Hmm I have a doubt... Zsanna, do you use “high” and “low” referring to vowels as translations of “magas” and “mély” respectively? This is NOT their meaning!
I'm not very familiar with these categories in other terms (than in Hungarian and in French, never had the chance to have a look at REG mentioned above, either) so it is important to decide what we mean by what term. (I did English phonetics in English but it doesn't help much here.)
So I use the Hungarian terms translated (well or badly) into English...(I can't help feeling though that another meaning to "low and high vowels" would be very confusing to me in this context.) But obviously, in this case one should know the book in question to be able to judge.
It'd be interesting to know if a speaker who makes this distinction pronounces térdet with the more open kind of e – this was the original question's sense.

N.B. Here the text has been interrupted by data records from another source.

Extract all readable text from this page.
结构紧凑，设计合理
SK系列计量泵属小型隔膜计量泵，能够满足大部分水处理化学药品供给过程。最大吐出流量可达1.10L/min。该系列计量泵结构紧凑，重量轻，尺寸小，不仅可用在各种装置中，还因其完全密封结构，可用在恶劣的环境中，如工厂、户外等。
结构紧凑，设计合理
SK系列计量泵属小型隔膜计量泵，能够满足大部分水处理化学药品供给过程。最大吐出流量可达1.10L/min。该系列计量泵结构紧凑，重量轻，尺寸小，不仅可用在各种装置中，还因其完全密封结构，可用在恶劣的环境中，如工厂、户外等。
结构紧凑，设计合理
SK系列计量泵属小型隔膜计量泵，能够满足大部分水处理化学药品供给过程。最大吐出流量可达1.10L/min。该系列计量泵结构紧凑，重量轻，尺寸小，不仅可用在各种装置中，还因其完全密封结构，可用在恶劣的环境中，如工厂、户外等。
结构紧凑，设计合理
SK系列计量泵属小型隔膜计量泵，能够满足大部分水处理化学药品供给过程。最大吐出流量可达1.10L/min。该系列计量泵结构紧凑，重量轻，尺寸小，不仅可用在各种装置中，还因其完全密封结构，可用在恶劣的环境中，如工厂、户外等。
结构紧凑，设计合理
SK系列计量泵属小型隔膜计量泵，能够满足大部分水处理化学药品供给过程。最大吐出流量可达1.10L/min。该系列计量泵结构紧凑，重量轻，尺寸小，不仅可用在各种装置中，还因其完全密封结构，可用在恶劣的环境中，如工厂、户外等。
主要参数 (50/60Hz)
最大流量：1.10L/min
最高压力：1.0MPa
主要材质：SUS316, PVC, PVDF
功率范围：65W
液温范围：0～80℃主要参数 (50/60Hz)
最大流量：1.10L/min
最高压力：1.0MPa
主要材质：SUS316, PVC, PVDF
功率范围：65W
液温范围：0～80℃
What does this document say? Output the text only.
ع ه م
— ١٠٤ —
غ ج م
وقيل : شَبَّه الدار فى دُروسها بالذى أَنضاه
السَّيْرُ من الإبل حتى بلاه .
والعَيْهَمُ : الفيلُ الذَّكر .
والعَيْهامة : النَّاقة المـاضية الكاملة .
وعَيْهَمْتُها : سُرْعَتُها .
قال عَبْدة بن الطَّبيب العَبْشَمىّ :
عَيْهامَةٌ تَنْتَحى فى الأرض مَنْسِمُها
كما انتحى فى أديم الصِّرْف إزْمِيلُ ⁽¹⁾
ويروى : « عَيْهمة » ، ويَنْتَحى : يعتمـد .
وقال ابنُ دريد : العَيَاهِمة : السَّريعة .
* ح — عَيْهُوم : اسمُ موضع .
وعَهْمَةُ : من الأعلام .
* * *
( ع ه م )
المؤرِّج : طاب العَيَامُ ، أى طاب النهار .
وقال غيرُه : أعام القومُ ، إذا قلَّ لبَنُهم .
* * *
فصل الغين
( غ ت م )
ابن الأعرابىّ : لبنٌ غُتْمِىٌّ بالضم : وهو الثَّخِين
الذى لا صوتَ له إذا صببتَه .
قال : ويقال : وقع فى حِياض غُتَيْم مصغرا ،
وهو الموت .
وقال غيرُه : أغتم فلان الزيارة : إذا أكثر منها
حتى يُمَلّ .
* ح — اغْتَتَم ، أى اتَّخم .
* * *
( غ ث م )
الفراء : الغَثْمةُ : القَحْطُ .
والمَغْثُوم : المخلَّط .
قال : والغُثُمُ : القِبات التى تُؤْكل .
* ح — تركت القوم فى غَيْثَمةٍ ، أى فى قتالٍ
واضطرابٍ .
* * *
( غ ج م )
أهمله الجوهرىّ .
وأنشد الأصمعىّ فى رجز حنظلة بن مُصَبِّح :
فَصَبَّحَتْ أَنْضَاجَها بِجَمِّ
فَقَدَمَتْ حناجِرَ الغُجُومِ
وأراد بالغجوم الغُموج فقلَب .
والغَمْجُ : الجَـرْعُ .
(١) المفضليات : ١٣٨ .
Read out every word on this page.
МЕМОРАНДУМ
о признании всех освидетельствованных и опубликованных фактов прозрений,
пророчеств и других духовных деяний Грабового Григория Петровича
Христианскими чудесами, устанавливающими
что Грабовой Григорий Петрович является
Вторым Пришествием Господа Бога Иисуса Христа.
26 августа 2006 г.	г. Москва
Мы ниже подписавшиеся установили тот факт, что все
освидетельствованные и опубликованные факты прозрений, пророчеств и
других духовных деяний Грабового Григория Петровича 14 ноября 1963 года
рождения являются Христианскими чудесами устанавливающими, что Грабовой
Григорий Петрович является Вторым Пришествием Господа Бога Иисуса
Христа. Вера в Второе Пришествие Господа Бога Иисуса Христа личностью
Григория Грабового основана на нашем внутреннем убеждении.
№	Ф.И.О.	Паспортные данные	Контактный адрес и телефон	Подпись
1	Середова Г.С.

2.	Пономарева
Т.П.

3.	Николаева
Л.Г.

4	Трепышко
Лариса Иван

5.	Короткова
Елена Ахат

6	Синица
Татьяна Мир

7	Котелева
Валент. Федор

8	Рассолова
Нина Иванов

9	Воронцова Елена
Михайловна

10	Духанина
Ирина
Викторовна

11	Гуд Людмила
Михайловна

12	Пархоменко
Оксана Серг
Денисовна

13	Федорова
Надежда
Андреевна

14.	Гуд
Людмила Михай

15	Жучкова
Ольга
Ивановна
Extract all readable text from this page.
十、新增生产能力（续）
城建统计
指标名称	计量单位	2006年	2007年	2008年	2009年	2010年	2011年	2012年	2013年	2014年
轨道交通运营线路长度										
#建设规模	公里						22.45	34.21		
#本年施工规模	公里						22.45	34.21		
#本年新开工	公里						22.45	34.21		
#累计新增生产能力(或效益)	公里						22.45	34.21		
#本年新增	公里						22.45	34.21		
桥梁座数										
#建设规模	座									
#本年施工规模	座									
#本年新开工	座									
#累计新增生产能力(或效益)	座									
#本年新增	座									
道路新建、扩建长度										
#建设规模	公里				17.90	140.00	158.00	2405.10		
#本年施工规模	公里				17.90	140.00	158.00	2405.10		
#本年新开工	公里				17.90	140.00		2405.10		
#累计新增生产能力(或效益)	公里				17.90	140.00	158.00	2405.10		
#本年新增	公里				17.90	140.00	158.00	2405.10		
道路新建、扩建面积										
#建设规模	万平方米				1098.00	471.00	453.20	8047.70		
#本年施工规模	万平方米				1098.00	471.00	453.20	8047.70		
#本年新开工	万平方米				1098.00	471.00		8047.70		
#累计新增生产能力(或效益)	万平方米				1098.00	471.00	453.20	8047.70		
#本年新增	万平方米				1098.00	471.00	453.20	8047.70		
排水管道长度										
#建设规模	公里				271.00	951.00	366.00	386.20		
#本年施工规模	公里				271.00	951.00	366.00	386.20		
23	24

There again, "the more open kind of e" puzzles me a bit. Do you mean the
ë? (It is
closed as far as I know, at least more than the
e sound.) I was thinking of it because in the Szeged dialect you could say
térdök, maybe even
helyök (however, not really
mellök as far as I can tell) and our ö-s are said to come (often) from this ë. I hope this helps...
But again, I still don't see the point about the a/e and o/e/ö type distinction. There are so many complications possible with the choice of the linking vowels... Does this distinction help e.g. in deciding when to use e.g. okos
ok and okos
ak? (To mention a fairly easy case.)
SOS. I cannot even decide whether my question is off topic or not.